Carrie and Troy Keiser said...

Yikes! that would be very frustrating! Guess 7 is a bit young for him to learn to do it himself. Hopefully he will get better with it. I've wanted some of those contacts so I didn't have to wear glasses

Julie Wright said...

my husband uses these and they have been wonderful for him.Good luck helping him understand how good this will be for him. Maybe he needs to learn to put them in for himself. I've taught kids younger than he is to put in contacts back when i worked in optical.

Queen of Chaos said...

Prayers from me...

Kimberly said...

Oh hun, that is rough! I've done a trial of those lenses before and man are they ever uncomfortable at first. I got used to it after a week or so, but oi...what an ordeal for you and him to have to go through!

Danyelle Ferguson said...

Oh Tristi, I've had so many of the same emotions over each of my kids, but mostly with our oldest. It's so hard, but just pray and pray and pray.
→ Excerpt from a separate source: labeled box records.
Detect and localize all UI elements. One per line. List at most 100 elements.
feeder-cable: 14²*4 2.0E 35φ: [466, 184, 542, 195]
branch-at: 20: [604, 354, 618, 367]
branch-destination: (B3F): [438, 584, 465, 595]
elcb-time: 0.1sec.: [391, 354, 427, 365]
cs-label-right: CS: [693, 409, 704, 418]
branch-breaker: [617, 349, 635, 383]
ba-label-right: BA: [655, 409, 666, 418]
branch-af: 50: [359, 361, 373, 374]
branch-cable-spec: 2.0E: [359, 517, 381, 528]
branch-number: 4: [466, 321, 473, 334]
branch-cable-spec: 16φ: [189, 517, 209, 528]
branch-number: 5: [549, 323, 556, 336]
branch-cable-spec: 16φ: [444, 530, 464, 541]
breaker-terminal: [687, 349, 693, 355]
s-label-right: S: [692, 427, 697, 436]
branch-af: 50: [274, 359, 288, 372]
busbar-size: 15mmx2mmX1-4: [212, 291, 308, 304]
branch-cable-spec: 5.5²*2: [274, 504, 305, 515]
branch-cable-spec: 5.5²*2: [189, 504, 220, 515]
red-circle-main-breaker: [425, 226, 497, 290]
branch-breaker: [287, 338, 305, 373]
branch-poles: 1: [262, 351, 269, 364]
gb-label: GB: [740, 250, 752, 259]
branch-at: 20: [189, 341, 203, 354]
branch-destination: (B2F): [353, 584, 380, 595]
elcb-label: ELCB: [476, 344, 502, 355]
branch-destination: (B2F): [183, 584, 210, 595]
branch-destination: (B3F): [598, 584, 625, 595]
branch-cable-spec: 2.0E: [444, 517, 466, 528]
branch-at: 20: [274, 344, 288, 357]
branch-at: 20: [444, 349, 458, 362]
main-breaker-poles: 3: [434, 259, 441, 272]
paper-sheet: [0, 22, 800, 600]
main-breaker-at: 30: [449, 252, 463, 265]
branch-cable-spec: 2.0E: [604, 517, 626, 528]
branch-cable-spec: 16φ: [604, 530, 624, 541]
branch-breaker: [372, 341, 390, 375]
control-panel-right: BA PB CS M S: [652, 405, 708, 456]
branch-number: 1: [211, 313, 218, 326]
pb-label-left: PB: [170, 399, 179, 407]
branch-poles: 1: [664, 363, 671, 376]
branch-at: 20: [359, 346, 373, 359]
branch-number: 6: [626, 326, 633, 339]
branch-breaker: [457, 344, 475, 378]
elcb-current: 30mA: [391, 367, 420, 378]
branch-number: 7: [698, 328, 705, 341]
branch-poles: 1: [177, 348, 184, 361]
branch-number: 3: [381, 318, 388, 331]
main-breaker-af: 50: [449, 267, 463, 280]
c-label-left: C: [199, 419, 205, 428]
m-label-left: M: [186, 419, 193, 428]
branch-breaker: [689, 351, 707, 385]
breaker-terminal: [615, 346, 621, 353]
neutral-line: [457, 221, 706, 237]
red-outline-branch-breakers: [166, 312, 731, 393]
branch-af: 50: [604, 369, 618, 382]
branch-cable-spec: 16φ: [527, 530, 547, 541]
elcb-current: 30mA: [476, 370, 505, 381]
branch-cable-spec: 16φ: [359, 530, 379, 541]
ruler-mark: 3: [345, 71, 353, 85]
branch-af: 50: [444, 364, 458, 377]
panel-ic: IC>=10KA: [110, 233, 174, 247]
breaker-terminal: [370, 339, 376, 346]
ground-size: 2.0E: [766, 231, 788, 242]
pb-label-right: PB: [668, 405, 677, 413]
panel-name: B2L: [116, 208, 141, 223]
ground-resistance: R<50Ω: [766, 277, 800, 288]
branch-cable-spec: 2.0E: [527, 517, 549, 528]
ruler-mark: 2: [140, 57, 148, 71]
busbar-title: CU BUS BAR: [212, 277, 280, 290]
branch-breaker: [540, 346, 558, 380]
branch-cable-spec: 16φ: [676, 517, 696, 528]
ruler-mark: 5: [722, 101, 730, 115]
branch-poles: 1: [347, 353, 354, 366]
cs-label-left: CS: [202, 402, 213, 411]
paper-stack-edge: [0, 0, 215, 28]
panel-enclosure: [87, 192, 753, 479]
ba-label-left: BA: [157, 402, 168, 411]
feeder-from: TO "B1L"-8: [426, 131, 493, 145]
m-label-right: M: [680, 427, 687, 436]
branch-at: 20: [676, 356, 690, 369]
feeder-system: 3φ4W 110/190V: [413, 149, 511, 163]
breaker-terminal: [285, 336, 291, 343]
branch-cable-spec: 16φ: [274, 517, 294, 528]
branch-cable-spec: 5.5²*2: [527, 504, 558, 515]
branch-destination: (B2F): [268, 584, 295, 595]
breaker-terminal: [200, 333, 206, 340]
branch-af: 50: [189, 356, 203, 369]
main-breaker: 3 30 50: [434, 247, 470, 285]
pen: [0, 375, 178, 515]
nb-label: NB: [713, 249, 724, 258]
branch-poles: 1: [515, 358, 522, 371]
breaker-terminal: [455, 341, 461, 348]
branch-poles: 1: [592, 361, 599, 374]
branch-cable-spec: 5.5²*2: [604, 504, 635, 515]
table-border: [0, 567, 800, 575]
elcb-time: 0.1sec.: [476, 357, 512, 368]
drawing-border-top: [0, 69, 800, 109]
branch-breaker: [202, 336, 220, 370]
Heavenly Father will guide you. And keep telling your son that you love him. He understands you're just trying to help him. This may sound awful, but have you tried bribery? We could get our oldest to do just about anything (especially something he fought the most about) for just a bowl of applesauce. You could also try a chart that shows his progress then an award for doing a great job - perhaps a movie & popcorn night? Good luck! I'll say some extra prayers for you.